Shout your way through the world’s angriest holiday game

Ten years ago, before Japanese developers fully devoted themselves to cross-breeding franchises and creating IP Mega Evolutions, SCEI released the most ambitious voice-controlled game of all time. Most vocal games today aim somewhere lower than Seaman, giving you pets to talk to or serving up voice commands on the side, á la Binary Domain or EndWar. But while the current voice craze is half-assed, 2004’s Lifeline was the real deal: an actual survival horror game that you could play only by talking into a mic, walking the protagonist Rio through a space station overrun with monsters on December 24, 2029. Christmas Eve!
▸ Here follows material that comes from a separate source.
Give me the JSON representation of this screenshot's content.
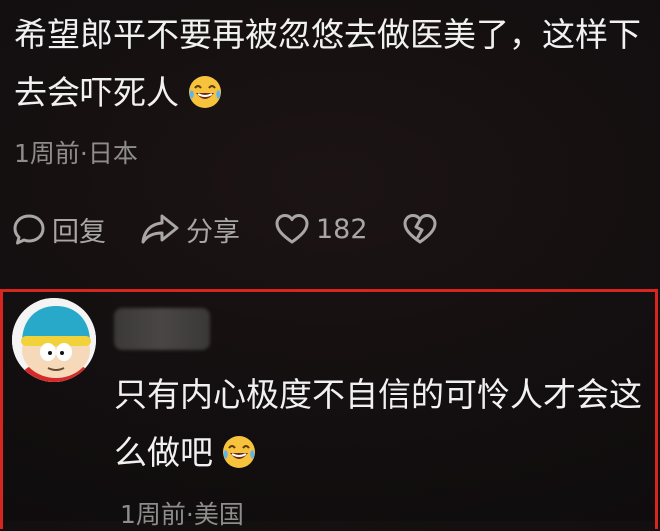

Lifeline was on to something. Players are used to running down corridors and listening to a voice on the radio, but things gets weird when you are the voice on the radio (Japanese title: Operator’s Side.) The game isn’t some FMV that occasionally asks for your input: you need to talk to Rio constantly, enunciating every step of every action like you’re dictating a bug report. You’re ostensibly a guy sending her advice from a sealed-off security room, but it feels more like you’re filling in for some missing part of her brain, the part that should be telling her when to jump or pull a trigger.

The result feels like a game-length version of The Matrix where Morpheus never gets off the phone with Neo, and instead keeps telling him when to move and which doors to open and which guys to shoot for hours on end. You even tell Rio which parts of things to shoot during the game’s surprisingly frequent firefights. “Shoot tongue! Shoot left mandible! Reload! Autofire!” And so on.

If the voice recognition in Lifeline had been perfect, it might be remembered as a Resident Evil clone with an innovative gimmick. But the voice controls are nowhere near perfect, and that makes Lifeline one of the best party games of all time. Rio regularly misinterprets even clearly enunciated, standard American English. (If you’ve got a Scottish accent or something, forget about Lifeline.) Each new object is a guessing game, because Rio, like the Xbox One, needs to hear the exact name of everything before she deigns to open it. “Check blue dresser. Blue dressing table. Blue vanity. Blue drawers. Blue side table.” The designers delight in humiliation, forcing the player to harmonize with Rio to speak the two-part password that opens a honeymoon suite (it is: “even the very shadow you cast in sunlight, I want to monopolize”). Like an old-school adventure protagonist, she responds to countless asinine suggestions (“Pillow fight with Allen?! That’s stupid.”) Lifeline was not meant to be played sober or alone.

The fact that Lifeline is set on Christmas Eve puts it in an elite company of outsider holiday games, alongside Snatcher, Parasite Eve, and Shenmue. But it’s by far the best of them to play with an audience. It was ahead of its time, and it still feels ahead of ours. Maybe we’ll catch up by 2029.